Menepati Membayar Hutang

 
Menepati Membayar Hutang

 

LADUNI.ID, KOLOM- KEWAJIBAN bagi mereka yang berani berutang kepada seseorang adalah segera mengembalikannya sesuai jatuh tempo yang telah ditentukan.

Bahkan kalau bisa, sebelum tanggal di mana ia berjanji akan mengembalikannya, ia sudah terlebih dulu membayar utang tersebut. Jangan pernah berupaya mengingkar janji yang telah disepakati bersama.

Apalagi sampai berniat jahat ingin lari dari kewajiban membayar utang tersebut. Karena sampai kapan pun, yang namanya utang, tetap tak bisa terlepas begitu saja selama ia belum mengembalikannya.

Ustadz Ali Zainal Abidin, dalam laman NU Online (12/12/2018) menguraikan bahwa dalam istilah fiqih utang sering dikenal dengan istilah akad irfaq (bentuk transaksi yang didasari rasa belas kasih).

Hal ini bisa dilihat pada pihak yang hendak berutang (muqtarid), ia tidak akan berutang pada seseorang kecuali dalam keadaan butuh uang, lalu orang lain mau memberi utang padanya dilandasi rasa belas kasihan.

Pada konteks inilah wujud irfaq pada orang lain menemui peran­nya. Utang termasuk kewaji­ban yang harus dibayar kepada pemiliknya, sebab utang tergolong ke dalam haqqul adami (tanggung jawab kepada sesama manusia), sehingga sampai kapan pun tak dapat gugur kecuali dengan cara membayarnya, atau meminta kerelaannya.

Oleh karenanya, bila kita pernah berutang pada seseorang, berse­geralah untuk mengembalikannya. Jangan sampai ketika kita sudah memiliki uang untuk membayar utang tersebut, kita malah sengaja menunda-nunda atau bahkan berniat jahat tak akan membayar­kannya.

Jangan sampai utang yang belum kita bayarkan menjadikan kita sengsara di akhirat kelak.

Persoalan lain mungkin saja muncul ketika si pemberi utang tak dapat diketahui keberadaannya. Hal ini terjadi karena banyak faktor. Misalnya, kita pernah memiliki utang, lalu secara sengaja melalai­kannya atau tak segera memba­yar­kannya hingga baru tersadar bahwa kita memiliki utang pada, misalnya sebut saja si A.

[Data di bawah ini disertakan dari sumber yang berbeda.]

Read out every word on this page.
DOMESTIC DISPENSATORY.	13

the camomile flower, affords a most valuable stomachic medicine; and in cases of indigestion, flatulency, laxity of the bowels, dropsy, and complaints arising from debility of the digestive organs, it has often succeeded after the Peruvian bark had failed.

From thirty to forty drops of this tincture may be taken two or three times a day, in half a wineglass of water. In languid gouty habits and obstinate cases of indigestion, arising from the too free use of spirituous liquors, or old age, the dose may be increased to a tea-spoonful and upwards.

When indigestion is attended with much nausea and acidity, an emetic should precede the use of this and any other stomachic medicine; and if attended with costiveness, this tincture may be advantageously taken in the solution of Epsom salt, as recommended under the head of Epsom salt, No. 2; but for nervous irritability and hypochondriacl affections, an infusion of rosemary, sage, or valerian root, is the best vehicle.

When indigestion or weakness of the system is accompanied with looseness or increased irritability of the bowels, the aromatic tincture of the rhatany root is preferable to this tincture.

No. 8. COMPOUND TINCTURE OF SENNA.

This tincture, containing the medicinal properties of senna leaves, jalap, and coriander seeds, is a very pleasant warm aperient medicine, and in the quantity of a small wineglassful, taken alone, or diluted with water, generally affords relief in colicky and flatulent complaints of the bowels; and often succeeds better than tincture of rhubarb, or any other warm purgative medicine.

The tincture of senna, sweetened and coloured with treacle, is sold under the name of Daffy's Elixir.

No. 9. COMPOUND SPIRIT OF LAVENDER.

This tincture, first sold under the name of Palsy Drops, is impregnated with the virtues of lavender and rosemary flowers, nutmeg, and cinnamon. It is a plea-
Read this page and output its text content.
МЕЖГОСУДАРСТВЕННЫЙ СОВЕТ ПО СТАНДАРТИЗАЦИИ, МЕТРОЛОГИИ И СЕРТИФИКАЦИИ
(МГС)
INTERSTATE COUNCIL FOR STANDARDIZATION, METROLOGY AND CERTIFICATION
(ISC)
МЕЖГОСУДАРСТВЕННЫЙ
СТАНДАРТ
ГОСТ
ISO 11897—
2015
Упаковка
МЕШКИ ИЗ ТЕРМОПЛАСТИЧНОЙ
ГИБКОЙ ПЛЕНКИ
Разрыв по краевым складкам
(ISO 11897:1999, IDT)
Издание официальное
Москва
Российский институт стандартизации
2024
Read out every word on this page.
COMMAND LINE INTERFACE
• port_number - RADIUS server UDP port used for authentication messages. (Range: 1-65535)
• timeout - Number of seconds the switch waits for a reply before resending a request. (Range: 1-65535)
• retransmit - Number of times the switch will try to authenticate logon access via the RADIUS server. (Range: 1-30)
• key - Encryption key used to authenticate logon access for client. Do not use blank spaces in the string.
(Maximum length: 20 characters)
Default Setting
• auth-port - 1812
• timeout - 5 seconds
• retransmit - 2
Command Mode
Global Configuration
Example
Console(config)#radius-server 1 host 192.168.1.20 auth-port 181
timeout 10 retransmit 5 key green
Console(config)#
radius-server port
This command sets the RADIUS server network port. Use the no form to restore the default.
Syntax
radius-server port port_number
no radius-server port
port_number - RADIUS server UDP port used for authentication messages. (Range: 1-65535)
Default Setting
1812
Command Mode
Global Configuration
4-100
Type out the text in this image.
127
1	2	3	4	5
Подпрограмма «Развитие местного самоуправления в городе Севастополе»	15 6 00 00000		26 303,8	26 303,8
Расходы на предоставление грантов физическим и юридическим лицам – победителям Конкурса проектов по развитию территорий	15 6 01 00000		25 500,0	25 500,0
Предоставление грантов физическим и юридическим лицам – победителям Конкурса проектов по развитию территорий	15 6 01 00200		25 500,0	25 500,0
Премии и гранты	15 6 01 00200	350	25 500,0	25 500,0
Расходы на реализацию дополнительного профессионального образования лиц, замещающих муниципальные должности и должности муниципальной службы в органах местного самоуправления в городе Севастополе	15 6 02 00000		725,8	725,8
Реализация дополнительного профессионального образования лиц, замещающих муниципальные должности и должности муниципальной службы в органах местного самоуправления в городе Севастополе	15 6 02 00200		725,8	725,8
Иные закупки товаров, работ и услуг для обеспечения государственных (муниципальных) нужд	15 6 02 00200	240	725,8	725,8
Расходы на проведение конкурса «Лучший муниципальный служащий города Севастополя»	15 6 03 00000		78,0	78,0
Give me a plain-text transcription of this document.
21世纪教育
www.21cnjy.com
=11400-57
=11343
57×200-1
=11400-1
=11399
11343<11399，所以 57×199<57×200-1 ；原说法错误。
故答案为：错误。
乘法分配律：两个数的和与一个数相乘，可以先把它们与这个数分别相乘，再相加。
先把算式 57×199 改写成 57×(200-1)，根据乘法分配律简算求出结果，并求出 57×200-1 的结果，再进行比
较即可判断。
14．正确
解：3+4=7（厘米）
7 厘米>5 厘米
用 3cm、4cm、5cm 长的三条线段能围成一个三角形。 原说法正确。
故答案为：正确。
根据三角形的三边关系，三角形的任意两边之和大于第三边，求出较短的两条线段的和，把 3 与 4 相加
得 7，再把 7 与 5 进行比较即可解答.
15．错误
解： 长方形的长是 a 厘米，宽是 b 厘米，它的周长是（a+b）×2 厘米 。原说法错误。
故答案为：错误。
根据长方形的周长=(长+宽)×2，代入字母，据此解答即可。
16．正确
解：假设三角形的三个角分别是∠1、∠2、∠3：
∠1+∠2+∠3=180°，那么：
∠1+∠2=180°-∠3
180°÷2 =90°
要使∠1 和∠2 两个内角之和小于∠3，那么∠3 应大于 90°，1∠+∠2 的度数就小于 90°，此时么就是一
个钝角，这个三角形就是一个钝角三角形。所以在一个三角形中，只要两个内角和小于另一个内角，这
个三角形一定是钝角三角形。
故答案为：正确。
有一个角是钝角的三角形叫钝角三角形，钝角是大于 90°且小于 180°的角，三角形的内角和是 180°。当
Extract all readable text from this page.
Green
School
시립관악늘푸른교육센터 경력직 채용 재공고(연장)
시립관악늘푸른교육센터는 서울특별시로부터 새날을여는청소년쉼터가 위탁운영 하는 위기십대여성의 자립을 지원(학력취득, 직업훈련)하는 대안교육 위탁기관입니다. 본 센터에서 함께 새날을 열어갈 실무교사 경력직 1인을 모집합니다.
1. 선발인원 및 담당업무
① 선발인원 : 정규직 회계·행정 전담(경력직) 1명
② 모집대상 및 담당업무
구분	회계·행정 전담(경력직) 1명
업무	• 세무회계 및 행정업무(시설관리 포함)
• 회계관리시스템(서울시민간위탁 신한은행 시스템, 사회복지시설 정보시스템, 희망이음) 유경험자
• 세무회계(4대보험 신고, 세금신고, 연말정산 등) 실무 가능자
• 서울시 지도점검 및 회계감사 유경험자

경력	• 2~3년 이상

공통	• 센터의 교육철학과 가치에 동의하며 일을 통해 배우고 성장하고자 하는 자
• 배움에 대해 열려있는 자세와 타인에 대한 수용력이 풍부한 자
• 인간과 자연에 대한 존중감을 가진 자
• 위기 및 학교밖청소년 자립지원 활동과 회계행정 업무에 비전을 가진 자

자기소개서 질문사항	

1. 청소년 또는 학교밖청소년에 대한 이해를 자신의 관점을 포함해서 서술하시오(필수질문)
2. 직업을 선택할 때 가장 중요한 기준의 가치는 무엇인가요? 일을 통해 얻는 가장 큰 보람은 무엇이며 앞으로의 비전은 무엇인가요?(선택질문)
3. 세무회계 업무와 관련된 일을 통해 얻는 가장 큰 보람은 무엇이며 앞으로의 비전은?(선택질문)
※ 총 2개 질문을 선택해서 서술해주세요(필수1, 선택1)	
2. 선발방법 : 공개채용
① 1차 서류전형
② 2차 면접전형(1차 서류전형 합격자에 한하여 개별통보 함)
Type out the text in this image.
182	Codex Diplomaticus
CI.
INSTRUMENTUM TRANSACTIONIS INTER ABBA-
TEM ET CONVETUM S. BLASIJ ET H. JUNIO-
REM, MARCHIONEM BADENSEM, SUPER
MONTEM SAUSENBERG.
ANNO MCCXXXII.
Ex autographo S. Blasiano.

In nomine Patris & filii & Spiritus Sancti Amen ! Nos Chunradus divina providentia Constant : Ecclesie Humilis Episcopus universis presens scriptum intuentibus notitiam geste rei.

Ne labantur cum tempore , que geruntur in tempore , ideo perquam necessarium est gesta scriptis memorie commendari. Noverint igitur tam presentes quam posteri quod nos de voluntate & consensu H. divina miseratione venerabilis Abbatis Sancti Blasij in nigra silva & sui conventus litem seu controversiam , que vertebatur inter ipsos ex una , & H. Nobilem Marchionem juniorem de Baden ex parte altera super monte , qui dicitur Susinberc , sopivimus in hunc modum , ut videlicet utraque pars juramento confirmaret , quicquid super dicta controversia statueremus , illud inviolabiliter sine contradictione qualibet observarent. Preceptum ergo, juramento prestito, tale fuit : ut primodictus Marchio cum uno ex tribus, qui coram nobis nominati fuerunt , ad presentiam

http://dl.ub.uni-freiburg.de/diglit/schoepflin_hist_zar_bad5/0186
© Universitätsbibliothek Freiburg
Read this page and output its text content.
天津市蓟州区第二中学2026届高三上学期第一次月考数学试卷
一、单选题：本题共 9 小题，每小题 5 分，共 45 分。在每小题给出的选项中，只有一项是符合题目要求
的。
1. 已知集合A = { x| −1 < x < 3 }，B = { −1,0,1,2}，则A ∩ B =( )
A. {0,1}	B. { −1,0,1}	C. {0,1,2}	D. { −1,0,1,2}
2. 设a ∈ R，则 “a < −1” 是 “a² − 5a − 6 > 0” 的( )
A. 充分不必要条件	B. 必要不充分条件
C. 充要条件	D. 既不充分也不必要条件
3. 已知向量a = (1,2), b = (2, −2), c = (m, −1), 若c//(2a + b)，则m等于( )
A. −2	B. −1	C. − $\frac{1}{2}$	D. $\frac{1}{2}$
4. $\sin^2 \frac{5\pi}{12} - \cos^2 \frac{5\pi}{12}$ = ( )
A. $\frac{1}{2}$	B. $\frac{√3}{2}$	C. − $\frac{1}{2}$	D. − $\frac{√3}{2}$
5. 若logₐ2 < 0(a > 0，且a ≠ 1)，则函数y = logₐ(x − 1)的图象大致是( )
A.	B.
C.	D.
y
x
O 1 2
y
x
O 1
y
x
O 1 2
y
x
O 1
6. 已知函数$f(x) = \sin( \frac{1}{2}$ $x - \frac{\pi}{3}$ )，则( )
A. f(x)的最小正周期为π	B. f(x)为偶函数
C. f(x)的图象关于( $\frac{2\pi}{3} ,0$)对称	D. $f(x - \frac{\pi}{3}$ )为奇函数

Ketika kita berniat ingin ke rumah si A, ternyata dia sudah lama pergi entah ke mana. Tak ada satu pun yang mengetahui keberadaannya. Atau bisa jadi si A malah sudah mening­gal dunia, se­mentara dia tak me­miliki ahli waris yang bisa dihubu­ngi. Apakah kita lantas bisa terbe­bas dari utang tersebut? Tentu ti­dak.

Mungkin kita bisa merasa ter­bebas di dunia, tapi ingatlah bah­wa yang namanya utang tetap­lah utang yang bila tak segera disele­saikan di dunia maka akan diper­tang­gungjawabkan ke­lak di akhi­rat.